The call was made during the launch of the national annual anti-alcohol abuse campaign in Springbok, Northern Cape.
The campaign is designed to educate and create awareness about the “adverse effects of alcohol and substance abuse particularly during the festive season”.
Its theme is “Combating Alcohol Abuse is Everybody’s Business”.
“No province or district can claim to be immune from the escalation of the virus. Alcohol selling places such as clubs, pubs and shebeens have been cited as the new super-spreaders of the virus, followed by funerals and the after-tears parties. We are making a national call to liquor trading places that they must adhere to Covid-19 regulations. They must make sure that they provide sanitizers at points of entry for all patrons and ensure the wearing of masks, and social distancing.

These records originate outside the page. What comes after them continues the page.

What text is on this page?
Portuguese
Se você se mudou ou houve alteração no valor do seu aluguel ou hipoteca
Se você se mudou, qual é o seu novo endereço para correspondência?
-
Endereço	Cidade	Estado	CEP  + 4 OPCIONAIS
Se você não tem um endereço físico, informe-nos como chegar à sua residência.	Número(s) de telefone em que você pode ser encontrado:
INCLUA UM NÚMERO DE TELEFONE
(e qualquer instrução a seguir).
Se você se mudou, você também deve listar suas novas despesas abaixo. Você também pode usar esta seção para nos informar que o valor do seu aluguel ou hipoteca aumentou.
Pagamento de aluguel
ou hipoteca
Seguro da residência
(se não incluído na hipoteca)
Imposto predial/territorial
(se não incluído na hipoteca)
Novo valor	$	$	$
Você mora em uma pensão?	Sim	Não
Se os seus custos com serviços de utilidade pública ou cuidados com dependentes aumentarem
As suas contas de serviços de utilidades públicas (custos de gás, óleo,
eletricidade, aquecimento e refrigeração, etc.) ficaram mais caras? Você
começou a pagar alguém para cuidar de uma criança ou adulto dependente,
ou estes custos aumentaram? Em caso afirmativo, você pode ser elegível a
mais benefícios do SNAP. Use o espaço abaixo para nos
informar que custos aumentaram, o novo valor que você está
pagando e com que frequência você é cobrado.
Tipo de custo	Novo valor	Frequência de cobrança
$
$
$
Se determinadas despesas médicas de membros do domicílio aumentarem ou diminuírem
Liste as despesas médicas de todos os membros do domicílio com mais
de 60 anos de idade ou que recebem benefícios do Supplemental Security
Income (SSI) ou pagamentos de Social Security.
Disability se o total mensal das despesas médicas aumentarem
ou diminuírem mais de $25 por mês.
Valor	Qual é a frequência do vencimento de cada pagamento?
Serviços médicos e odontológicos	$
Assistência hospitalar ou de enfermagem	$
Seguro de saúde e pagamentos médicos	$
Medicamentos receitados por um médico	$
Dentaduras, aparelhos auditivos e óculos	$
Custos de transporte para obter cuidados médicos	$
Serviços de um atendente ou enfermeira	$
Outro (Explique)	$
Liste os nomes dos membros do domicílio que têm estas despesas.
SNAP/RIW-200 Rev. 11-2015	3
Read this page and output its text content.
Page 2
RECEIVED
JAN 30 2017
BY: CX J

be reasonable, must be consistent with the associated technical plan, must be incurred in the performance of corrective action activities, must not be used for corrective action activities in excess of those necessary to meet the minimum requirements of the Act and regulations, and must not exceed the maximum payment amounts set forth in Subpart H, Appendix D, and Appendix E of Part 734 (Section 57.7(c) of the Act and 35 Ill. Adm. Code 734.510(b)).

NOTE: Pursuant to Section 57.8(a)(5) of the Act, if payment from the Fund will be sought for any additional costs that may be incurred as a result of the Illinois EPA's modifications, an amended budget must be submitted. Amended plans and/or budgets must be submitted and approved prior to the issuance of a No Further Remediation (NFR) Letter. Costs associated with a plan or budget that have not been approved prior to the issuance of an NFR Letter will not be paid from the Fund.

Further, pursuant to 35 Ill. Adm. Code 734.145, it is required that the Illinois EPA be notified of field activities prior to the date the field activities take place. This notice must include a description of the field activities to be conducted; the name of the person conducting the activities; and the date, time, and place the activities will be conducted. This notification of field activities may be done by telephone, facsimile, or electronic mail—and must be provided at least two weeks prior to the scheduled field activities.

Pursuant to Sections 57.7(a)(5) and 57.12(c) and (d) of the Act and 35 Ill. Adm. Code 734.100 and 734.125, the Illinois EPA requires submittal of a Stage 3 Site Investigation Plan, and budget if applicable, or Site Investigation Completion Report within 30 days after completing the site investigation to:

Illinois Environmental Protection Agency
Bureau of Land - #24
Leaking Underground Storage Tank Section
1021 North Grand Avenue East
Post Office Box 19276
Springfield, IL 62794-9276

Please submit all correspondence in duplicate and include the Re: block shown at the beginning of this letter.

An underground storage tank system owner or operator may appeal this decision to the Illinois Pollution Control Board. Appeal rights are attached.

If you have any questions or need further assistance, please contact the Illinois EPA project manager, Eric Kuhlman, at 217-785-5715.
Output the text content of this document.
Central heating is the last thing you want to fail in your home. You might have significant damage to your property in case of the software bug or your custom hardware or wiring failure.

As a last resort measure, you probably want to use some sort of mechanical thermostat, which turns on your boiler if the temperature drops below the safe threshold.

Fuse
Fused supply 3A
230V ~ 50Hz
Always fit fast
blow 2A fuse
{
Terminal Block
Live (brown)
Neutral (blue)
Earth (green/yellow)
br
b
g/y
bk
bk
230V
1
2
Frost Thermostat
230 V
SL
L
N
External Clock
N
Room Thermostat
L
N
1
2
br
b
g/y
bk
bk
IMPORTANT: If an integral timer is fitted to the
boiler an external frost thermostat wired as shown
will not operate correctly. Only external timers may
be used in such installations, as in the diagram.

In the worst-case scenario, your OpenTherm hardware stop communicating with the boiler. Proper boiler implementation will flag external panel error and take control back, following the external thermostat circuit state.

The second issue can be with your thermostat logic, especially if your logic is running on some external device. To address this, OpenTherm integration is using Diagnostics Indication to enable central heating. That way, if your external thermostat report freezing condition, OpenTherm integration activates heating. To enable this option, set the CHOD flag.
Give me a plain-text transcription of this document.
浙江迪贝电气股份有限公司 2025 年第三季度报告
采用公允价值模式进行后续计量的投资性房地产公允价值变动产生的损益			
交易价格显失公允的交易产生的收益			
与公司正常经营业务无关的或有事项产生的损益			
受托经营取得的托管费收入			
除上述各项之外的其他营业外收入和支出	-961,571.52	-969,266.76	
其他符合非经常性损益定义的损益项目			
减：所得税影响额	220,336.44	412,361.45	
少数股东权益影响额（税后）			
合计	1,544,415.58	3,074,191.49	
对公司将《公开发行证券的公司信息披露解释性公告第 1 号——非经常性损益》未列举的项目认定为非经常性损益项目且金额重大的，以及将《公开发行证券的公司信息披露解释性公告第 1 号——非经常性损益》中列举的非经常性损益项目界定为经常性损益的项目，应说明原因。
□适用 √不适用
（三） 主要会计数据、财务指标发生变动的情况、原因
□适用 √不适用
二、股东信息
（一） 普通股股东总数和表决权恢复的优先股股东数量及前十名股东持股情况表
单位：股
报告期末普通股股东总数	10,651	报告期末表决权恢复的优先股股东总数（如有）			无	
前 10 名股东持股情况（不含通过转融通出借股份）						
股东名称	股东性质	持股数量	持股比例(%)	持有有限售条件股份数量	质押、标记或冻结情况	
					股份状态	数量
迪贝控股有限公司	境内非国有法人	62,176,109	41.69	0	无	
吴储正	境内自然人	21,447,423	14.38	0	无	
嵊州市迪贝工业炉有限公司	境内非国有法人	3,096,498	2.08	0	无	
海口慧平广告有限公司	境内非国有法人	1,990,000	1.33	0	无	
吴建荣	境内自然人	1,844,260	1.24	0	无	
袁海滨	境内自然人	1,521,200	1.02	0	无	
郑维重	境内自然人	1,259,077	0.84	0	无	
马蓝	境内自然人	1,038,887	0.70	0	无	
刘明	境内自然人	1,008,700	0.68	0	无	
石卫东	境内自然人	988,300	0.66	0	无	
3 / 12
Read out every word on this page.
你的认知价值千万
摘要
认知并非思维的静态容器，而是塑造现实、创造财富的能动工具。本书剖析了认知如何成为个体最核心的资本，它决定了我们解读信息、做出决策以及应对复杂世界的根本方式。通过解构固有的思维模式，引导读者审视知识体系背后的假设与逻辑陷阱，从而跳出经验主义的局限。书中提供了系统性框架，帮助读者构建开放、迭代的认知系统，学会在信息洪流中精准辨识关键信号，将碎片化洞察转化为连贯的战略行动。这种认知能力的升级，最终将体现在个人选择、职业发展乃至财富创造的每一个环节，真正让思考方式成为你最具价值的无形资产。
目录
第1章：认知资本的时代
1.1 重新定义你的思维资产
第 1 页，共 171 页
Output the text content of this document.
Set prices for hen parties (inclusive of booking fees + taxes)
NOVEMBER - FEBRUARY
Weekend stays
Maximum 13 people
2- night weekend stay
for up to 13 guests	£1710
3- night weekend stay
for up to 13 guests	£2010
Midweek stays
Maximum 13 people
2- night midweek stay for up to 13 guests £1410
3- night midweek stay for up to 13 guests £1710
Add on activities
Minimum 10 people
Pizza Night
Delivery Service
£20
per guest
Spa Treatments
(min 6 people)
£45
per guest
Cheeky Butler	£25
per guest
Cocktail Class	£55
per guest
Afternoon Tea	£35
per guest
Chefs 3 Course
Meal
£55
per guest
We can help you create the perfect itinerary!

Owners of these liquor joints must obey the evening curfew and must not undermine the closing time,” said Gina.
The deputy minister warned liquor traders that “failure to comply with the country’s Covid-19 regulations would result in their liquor licenses being withdrawn by government”.
In another statement, the department announced that poultry industry executives met with the trade, industry and competition minister, Ebrahim Patel, and the agriculture, land reform and rural development minister, Thoko Didiza, yesterday to review implementation of the Poultry Master Plan signed in November 2019.
The Poultry Sector Master Plan is designed to:
• increase the consumption of chicken in absolute terms, and on a per capita basis.
• ensure that locally produced chicken makes up an increasingly larger proportion of consumption over time.
• expand the industry by increasing capacity at all stages of the value chain – manufacturing of feed, farming of chickens and processing of poultry product – thereby increasing fixed investment, employment and the value of output.
• facilitate government and industry working together to revamp certification systems in order to meet the requirements of major importing countries.
• increase the level of black participation and particularly ownership across the value chain and increase employment and worker share-ownership in the sector.
In particular, the Plan calls for a 10% increase in poultry production within three years, increasing demand for poultry feed by 300 000 tons per year and setting up 50 new contract farmers within three years.
“In a difficult year, we have seen promising gains in the South African poultry industry. We have had more than R1 billion invested by domestic companies, resulting in nearly 1 000 additional jobs and an encouraging increase in production. The next year will require more work to open up export markets and further drive transformation across the entire poultry value chain,” said minister Patel.